Mechanism of HIV-1-TAT induction of interleukin-1beta from human monocytes: Involvement of the phospholipase C/protein kinase C signaling cascade

• Published in: Journal of medical virology Vol. 82; no. 5; pp. 735 - 746
• Main Authors: Yang, Yongbo, Wu, Jianguo, Lu, Yuanan
• Format: Journal Article
• Language: English
• Published: United States 01.05.2010
• Subjects: HIV-1 - immunology; Humans; Interleukin-1beta - biosynthesis; Monocytes - immunology; Protein Kinase C - metabolism; Signal Transduction; tat Gene Products, Human Immunodeficiency Virus - immunology; Type C Phospholipases - metabolism
• ISSN: 1096-9071
• DOI: 10.1002/jmv.21720

Human immunodeficiency virus TAT plays an important role in the disregulation of cytokine production associated with the neurological disorders that follow HIV infection. IL-1beta is one of the important inflammatory cytokines secreted by immune-activated monocytes/macrophages. Previous reports have shown that extracellular TAT stimulates IL-1beta expression in monocytes/macrophages. However, little is known about the mechanisms and possible TAT-responsive elements within the IL-1beta promoter.

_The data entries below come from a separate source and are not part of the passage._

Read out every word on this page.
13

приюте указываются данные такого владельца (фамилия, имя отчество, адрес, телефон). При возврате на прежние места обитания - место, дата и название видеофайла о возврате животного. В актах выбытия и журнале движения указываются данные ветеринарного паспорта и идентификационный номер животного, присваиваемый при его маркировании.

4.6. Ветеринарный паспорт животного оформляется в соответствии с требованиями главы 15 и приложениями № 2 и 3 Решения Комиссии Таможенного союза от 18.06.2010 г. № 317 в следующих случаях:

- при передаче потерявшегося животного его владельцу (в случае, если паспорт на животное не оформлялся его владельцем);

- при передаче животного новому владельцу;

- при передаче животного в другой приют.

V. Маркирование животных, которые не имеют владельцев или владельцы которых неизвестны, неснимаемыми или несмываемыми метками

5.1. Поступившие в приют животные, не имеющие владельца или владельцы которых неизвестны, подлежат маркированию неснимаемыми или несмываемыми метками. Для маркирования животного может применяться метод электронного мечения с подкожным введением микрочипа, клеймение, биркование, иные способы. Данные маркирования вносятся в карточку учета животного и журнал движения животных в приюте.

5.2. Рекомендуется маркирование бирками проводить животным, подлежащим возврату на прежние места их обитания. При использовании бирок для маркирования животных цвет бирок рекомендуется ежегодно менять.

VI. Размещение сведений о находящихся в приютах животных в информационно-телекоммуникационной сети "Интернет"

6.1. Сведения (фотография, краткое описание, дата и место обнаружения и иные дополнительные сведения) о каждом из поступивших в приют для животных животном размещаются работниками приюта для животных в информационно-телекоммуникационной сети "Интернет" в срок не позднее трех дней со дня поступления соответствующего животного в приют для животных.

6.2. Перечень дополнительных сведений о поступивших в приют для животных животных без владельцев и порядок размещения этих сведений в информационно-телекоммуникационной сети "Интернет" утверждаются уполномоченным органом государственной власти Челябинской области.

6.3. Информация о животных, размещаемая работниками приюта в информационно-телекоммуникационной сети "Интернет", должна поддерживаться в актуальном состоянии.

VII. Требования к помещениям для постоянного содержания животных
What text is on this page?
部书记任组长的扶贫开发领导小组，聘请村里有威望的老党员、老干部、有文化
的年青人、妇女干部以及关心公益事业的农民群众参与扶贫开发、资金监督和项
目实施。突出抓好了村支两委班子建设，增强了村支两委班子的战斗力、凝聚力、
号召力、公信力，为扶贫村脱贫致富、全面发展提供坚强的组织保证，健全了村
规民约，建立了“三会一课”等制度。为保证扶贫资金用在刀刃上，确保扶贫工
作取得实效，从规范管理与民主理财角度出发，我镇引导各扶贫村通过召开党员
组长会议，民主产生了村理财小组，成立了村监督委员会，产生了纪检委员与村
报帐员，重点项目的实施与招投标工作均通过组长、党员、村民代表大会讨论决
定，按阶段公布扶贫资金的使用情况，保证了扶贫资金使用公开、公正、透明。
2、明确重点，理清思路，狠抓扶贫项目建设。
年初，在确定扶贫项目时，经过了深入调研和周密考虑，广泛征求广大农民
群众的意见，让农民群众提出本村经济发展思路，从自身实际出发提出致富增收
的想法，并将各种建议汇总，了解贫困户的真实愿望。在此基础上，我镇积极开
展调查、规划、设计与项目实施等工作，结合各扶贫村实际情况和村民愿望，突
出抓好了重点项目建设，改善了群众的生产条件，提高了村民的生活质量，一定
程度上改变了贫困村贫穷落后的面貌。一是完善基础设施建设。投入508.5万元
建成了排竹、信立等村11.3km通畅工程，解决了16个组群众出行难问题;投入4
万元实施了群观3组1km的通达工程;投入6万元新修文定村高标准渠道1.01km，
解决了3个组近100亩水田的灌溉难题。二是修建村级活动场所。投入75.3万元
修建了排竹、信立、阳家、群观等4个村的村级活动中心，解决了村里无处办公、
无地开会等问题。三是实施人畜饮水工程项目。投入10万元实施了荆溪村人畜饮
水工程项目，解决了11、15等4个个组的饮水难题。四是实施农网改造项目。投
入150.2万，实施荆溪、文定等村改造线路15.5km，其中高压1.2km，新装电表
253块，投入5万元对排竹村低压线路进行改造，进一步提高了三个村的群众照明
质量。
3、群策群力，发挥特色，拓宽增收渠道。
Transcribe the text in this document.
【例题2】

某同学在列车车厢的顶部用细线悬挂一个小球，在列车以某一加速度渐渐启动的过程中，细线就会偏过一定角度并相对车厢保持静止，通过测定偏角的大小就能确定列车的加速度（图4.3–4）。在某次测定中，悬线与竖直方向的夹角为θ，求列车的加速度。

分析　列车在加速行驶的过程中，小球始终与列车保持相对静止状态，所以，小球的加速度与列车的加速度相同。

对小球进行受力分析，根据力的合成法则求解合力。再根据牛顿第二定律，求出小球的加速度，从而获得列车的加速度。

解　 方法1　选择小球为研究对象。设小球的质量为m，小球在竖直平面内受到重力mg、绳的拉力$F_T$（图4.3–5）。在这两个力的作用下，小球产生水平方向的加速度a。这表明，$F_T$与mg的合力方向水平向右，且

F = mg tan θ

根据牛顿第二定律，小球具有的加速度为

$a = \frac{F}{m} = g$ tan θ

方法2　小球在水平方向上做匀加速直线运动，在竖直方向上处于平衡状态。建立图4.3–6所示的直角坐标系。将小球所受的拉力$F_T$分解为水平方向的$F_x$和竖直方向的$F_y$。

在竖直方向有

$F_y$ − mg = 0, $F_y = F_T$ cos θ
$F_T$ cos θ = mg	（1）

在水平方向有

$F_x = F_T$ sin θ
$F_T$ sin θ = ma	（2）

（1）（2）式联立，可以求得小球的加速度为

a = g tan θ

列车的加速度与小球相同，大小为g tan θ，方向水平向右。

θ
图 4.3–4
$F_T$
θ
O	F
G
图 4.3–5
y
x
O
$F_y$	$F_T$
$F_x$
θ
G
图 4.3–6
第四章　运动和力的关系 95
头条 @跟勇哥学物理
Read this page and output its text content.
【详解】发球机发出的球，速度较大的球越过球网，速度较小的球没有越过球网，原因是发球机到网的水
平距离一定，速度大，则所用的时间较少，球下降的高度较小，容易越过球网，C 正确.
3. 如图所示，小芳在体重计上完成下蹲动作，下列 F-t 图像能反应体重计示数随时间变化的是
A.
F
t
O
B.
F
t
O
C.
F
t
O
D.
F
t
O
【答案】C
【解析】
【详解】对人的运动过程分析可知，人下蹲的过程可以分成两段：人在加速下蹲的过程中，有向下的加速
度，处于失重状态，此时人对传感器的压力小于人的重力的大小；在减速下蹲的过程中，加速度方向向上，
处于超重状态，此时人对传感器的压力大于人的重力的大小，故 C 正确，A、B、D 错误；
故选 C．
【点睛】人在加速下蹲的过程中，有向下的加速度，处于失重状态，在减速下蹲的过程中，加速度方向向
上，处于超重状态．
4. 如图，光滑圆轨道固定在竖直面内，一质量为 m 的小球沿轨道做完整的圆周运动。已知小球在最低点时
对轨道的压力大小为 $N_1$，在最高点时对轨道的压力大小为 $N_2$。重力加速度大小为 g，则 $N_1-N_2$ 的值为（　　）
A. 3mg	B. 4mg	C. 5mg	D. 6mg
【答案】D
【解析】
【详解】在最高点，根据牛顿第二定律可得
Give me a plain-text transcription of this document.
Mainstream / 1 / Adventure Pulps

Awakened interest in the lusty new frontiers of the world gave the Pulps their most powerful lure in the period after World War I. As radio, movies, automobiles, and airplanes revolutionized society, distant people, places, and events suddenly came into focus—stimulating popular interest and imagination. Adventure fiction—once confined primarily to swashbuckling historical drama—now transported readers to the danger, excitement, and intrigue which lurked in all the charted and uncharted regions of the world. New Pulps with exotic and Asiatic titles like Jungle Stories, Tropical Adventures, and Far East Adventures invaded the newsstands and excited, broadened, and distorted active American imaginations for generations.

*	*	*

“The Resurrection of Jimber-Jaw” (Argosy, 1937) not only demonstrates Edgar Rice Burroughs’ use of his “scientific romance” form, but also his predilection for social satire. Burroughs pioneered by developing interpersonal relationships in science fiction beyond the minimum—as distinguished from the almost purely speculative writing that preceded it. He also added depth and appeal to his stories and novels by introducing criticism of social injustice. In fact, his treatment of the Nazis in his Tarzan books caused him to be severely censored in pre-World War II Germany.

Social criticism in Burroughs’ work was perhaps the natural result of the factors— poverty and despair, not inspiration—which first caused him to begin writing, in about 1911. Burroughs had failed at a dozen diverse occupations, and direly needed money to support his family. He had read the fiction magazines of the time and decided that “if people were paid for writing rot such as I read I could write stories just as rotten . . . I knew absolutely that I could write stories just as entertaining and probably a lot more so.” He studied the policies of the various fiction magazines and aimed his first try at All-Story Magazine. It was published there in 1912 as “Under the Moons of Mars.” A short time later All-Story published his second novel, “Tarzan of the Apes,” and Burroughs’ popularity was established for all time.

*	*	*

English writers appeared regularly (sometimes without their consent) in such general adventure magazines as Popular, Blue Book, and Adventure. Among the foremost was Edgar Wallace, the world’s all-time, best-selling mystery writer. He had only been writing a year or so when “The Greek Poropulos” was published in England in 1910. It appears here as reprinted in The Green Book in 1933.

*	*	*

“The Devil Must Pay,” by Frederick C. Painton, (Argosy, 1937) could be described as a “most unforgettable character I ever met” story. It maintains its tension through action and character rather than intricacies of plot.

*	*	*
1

The present study shows that TAT increases the production of IL-1beta in human monocytes; PLC-PKC pathway-dependent phosphorylation of p44/42 and JNK MAP kinases participates partially in IL-1beta induction by TAT; specific C/EBP and NF-kappaB transcription factor binding elements within the IL-1beta promoter are involved in TAT regulation of IL-1beta production. This study identifies a signaling mechanism for HIV-1-induced IL-1beta production in human monocytes that may be involved in the neuropathogenesis of HIV-associated dementia.